- Lilian Malta, artista que trabalha com Bone China, cruza o Atlântico para levar obras a Paris durante o Brésil à La Samaritaine – Bold Summer Edition.
- Suas peças exploram a relação entre matéria, transformação e delicadeza, inspiradas pela observação da natureza.
- Conchas, ninhos e estruturas orgânicas aparecem em sua produção, ainda que de forma não literal, buscando patterns, ritmos e tensões naturais.
- A artista integra um grupo restrito de criadores que trabalham com Bone China, técnica de porcelana conhecida pela delicadeza.
- Entre julho e agosto, as obras serão apresentadas em Paris, destacando a pesquisa de Malta sobre a matéria e seus desdobramentos.

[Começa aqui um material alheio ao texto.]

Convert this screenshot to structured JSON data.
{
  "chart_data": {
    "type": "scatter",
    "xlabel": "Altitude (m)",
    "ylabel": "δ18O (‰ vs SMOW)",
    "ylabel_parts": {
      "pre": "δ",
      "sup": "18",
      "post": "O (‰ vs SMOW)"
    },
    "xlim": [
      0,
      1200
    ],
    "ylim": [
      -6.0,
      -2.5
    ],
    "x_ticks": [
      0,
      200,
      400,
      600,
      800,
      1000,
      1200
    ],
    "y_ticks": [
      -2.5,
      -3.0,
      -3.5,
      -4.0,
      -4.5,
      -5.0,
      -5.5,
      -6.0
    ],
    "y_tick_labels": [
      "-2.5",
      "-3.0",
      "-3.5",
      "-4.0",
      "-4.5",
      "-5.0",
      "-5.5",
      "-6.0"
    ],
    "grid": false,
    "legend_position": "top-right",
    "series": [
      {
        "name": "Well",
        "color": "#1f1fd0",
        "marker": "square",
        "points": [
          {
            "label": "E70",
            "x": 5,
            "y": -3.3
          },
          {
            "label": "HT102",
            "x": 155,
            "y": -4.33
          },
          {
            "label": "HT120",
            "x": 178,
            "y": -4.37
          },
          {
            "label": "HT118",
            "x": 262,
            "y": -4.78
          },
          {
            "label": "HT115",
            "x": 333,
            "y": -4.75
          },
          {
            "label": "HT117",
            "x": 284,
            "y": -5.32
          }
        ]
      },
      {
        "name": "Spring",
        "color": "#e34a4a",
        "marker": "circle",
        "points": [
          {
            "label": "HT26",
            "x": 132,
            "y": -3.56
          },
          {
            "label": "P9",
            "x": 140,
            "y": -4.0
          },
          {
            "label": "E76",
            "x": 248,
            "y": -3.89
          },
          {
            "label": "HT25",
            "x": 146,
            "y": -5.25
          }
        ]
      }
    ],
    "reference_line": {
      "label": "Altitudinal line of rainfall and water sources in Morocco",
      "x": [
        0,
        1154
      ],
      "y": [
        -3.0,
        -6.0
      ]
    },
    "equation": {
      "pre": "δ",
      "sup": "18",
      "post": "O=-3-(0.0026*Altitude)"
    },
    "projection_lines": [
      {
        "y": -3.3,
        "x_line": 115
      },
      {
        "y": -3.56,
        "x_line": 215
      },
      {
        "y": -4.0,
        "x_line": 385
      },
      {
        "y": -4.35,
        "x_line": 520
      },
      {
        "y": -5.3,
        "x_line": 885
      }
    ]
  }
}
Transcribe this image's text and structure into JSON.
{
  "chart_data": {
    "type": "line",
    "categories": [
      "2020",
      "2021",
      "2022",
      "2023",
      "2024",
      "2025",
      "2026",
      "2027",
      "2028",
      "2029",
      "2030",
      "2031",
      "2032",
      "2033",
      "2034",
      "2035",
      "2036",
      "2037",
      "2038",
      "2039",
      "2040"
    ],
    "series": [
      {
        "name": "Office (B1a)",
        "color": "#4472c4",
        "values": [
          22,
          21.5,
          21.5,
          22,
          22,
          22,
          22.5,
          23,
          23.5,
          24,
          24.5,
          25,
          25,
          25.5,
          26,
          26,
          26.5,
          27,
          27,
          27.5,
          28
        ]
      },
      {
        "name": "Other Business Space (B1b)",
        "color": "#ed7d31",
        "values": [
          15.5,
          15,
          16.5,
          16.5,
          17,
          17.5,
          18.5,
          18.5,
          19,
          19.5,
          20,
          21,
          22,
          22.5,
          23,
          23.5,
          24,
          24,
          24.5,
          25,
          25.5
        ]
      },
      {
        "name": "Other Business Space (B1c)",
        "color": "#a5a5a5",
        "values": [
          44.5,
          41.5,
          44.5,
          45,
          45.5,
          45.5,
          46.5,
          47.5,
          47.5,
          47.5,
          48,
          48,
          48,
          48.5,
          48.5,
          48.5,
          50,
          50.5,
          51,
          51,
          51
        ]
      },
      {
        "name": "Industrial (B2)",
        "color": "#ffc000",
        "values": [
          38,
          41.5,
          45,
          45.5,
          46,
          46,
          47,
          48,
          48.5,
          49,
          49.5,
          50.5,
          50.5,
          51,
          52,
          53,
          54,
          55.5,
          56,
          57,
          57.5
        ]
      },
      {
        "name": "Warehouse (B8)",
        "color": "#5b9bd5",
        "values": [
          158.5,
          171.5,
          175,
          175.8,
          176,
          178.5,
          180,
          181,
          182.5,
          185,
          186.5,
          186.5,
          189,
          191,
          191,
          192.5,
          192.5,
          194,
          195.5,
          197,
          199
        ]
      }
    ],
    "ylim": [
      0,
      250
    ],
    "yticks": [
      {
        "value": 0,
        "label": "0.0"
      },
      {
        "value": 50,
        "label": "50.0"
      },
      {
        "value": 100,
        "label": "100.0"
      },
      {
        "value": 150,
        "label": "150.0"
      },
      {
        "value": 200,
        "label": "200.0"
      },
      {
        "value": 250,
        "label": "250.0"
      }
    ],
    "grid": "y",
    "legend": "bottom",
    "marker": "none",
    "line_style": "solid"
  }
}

Lilian Malta, artista brasileira conhecida pelo uso de Bone China, parte rumo a Paris com obras que exploram a relação entre matéria, transformação e delicadeza. A exposição destaca a delicadeza da porcelana na interpretação de temas naturais.
Formada originalmente em Biologia, a artista traduz padrões da natureza em peças cerâmicas. Conchas, ninhos e estruturas orgânicas aparecem como referência, mas a leitura enfatiza ritmos, tensões e transformações, não uma reprodução literal.
Entre julho e agosto, Malta participa do Brésil à La Samaritaine – Bold Summer Edition, em Paris, apresentando trabalhos que sintetizam sua pesquisa principal e o diálogo entre ciência e artes visuais.
Detalhes da mostra
A seleção em Bone China revela peças que enfatizam a fragilidade e a resistência da matéria. As obras, criadas a partir de observação natural, destacam a relação entre forma, processo e delicadeza.
A participação da artista insere a produção brasileira no circuito expositivo parisiense, com foco na interseção entre natureza e transformação, sem posicionamentos ou julgamentos.